Quelle différence avec la guerre de 2006. Le Liban était alors le chouchou de l’Occident et du monde arabe. Elle venait tout juste de sortir de trois décennies d’occupation syrienne et d’occupation israélienne six ans auparavant. Les pays occidentaux se sont blottis contre le Liban. Et les États arabes considéraient le Liban comme une arène cruciale pour la compétition arabo-iranienne. Après la guerre, l’argent et l’attention ont afflué, mais le dysfonctionnement du Liban n’a fait qu’empirer.

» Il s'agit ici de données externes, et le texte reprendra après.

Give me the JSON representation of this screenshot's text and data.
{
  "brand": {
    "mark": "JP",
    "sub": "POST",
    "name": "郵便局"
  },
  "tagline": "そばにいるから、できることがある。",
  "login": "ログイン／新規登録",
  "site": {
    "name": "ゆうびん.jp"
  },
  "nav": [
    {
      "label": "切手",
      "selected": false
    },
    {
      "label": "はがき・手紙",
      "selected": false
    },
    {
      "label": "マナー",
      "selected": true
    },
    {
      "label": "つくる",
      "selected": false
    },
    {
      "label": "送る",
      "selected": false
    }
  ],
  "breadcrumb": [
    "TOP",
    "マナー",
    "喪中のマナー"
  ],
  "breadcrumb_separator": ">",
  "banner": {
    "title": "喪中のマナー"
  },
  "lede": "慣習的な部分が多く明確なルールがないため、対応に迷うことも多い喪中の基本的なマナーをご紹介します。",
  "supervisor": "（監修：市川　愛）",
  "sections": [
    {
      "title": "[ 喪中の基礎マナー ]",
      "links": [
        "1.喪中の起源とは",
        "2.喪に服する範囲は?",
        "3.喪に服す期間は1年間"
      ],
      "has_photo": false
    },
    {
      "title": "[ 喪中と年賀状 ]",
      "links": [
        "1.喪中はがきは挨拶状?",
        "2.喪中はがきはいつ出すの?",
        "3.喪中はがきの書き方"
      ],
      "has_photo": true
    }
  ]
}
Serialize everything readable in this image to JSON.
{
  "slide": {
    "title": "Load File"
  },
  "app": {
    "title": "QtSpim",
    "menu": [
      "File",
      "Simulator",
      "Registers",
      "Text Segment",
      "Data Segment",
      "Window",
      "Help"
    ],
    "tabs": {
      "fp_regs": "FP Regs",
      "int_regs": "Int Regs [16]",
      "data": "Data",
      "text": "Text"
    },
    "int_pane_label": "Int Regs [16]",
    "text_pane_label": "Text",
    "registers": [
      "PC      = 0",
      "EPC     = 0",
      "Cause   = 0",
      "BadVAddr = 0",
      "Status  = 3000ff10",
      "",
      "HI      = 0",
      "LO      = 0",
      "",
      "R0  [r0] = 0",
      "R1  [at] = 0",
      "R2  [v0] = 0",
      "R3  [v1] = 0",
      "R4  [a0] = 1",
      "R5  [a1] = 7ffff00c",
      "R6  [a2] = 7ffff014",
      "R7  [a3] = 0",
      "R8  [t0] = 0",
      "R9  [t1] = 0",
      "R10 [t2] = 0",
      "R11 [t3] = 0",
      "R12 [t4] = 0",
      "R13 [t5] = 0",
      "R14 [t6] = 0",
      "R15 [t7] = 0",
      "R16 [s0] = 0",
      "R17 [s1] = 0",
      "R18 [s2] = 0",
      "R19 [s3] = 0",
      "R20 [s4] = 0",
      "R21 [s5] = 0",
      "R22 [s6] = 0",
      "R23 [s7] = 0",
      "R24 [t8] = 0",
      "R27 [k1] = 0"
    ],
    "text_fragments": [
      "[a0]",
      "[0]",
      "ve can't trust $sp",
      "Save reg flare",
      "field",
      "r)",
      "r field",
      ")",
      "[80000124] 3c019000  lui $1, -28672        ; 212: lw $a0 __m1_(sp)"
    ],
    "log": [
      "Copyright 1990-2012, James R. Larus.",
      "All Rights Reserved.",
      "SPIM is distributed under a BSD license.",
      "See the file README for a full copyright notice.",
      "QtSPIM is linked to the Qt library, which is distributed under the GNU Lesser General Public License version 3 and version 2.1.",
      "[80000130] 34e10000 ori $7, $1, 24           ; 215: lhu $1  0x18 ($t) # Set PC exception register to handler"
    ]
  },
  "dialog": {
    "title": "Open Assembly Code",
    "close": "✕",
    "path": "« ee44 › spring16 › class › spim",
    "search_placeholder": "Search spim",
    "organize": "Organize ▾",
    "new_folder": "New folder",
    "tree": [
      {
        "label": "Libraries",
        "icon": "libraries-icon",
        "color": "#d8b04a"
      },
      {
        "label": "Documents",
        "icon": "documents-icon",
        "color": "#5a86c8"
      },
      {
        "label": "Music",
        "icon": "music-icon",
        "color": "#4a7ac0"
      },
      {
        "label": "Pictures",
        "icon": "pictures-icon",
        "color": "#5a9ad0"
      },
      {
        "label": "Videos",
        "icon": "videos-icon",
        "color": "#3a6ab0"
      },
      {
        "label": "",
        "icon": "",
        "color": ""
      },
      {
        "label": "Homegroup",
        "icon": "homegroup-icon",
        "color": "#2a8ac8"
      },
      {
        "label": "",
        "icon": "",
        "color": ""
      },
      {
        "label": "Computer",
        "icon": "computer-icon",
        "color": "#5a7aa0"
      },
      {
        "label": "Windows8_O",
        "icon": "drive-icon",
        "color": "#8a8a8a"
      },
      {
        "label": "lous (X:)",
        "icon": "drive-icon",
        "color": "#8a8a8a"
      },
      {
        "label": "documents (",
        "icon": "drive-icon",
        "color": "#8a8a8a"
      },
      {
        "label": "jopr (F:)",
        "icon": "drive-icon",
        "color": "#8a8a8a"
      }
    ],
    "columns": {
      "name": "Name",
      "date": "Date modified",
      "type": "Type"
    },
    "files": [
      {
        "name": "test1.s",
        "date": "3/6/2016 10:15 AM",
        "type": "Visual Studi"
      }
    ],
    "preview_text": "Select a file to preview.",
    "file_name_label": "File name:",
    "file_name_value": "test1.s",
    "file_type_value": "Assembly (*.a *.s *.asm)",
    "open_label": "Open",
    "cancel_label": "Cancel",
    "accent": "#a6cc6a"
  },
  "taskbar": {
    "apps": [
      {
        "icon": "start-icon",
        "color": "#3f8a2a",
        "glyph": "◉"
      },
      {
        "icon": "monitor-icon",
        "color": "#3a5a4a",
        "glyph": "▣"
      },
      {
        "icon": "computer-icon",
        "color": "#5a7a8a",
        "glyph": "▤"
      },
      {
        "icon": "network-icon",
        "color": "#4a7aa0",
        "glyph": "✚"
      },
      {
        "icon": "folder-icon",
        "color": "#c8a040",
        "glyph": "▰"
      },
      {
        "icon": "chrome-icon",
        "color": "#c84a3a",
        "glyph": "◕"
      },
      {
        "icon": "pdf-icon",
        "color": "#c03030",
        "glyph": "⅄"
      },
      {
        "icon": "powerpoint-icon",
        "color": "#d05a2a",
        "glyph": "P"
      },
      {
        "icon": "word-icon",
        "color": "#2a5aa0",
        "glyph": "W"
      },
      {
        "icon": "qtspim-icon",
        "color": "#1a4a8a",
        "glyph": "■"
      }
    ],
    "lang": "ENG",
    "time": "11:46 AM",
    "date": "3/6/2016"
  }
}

C’est désormais l’enfant à problème de la région. Les interventions régionales du Hezbollah, de la Syrie au Yémen, l’ineptie de la classe politique libanaise et l’effondrement économique depuis 2019 ont fait fuir les États du Golfe, l’aide étrangère et les touristes. L’indifférence régionale à l’égard du Liban est palpable. Sans cajoleries ni conseils extérieurs, les hommes politiques du pays sont à la dérive et ont passé les deux dernières années à se disputer sur l’identité du prochain président.

L’apathie régionale a contraint Washington, Paris et d’autres à s’engouffrer dans la brèche, liant le cessez-le-feu entre Israël et le Hezbollah à l’aide financière, aux élections présidentielles et à l’intégration régionale pour le Liban. Paris se soucie du sort des nombreux binationaux franco-libanais et des liens profonds entre les deux pays. Washington a réussi à amener le Liban et Israël à délimiter leur frontière maritime en 2022, un véritable exploit étant donné qu’ils sont ennemis. La crise actuelle est cependant d’une toute autre ampleur et la diplomatie américaine semble à la dérive et impuissante.